In Apostol exercise set 6.22, question 15, the following derivative is offered to evaluate:
$$f(x) = \arcsin(\sin(x))$$
I solve it using this: $\sin^{-1}(\sin(x)) = x$. Then the derivative is simply $1$. And it makes a lot of sense. However, the answer in Apostol is
$$\frac{\cos(x)}{|\cos(x)|}\,,\quad x \neq (k + \frac{1}{2})\pi, k \in \mathbb{Z}$$
I understand how he got it: he used the direct definition of the derivative as such: $$f'(x) = \frac{1}{\sqrt{1 - \sin^2(x)}} \times \cos(x) = \frac{\cos(x)}{\sqrt{\cos^2(x)}} = \frac{\cos(x)}{|\cos(x)|}$$ but I think this is wrong.

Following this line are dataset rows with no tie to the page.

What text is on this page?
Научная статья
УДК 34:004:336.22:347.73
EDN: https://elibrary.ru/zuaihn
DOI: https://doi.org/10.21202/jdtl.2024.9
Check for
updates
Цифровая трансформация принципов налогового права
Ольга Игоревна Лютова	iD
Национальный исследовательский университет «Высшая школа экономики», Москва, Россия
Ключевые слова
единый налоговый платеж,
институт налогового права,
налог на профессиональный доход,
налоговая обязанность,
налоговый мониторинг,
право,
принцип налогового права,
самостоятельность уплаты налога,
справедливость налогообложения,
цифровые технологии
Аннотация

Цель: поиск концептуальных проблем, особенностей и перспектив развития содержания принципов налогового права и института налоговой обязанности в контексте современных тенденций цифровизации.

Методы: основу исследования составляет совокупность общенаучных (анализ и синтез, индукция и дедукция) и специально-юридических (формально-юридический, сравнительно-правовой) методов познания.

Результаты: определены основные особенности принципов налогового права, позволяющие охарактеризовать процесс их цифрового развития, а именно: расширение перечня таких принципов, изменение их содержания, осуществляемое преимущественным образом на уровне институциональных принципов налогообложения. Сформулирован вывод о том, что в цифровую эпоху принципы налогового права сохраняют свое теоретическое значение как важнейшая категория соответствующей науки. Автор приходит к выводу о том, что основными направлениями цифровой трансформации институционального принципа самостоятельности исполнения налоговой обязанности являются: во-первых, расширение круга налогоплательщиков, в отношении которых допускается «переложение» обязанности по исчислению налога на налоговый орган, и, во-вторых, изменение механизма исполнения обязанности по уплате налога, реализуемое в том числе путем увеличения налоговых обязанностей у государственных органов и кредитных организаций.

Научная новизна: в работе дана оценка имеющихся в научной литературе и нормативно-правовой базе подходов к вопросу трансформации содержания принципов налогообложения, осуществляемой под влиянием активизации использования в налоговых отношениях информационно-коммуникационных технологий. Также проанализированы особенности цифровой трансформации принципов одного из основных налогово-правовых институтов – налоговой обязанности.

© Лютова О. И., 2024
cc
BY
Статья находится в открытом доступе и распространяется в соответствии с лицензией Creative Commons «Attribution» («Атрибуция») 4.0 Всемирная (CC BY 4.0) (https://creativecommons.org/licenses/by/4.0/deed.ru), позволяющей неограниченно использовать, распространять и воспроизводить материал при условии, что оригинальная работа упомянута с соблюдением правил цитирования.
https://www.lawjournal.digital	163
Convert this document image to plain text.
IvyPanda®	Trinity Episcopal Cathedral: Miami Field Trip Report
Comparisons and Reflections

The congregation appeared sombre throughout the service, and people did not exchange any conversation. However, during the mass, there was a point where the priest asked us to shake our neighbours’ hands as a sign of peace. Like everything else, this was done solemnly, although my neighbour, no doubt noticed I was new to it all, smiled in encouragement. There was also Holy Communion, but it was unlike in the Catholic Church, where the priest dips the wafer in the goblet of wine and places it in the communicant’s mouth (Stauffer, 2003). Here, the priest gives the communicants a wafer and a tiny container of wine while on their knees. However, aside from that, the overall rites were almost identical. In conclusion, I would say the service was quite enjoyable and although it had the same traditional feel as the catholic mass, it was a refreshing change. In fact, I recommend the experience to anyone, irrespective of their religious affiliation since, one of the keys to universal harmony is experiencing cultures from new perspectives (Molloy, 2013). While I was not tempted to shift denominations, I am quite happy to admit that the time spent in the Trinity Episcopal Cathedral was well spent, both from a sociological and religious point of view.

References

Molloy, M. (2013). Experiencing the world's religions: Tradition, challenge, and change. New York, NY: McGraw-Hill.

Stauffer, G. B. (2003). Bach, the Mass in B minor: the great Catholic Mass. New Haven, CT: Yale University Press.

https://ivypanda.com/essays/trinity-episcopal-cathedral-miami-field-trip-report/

In Apostol, the $\arcsin$ is clearly defined on $x \in [-1, 1]$ and its range is $f(x) \in [-\frac{\pi}{2}, \frac{\pi}{2}]$. Here is a picture which depicts it exactly as in Apostol:
$\hskip2in$ 
Thus, whatever value the sine takes in $[-1, 1]$, the corresponding range has to be from $-\pi/2$ and $\pi/2$, where $\cos(x) > 0$, so the identity makes no sense in terms of writing it: the derivative is simply $f'(x) = x' = 1$. The reference answer in Apostol seems to violate the inverse assumption, because the comparison of the simplified expression and Apostol answer do not match:
$$f'(x) = \frac{d}{dx}\arcsin(\sin(x)) = \frac{d}{dx}x = 1 \neq \frac{\cos(x)}{|\cos(x)|}$$
Is it the correct reasoning and Apostol solution is wrong, or I am wrong about domains here?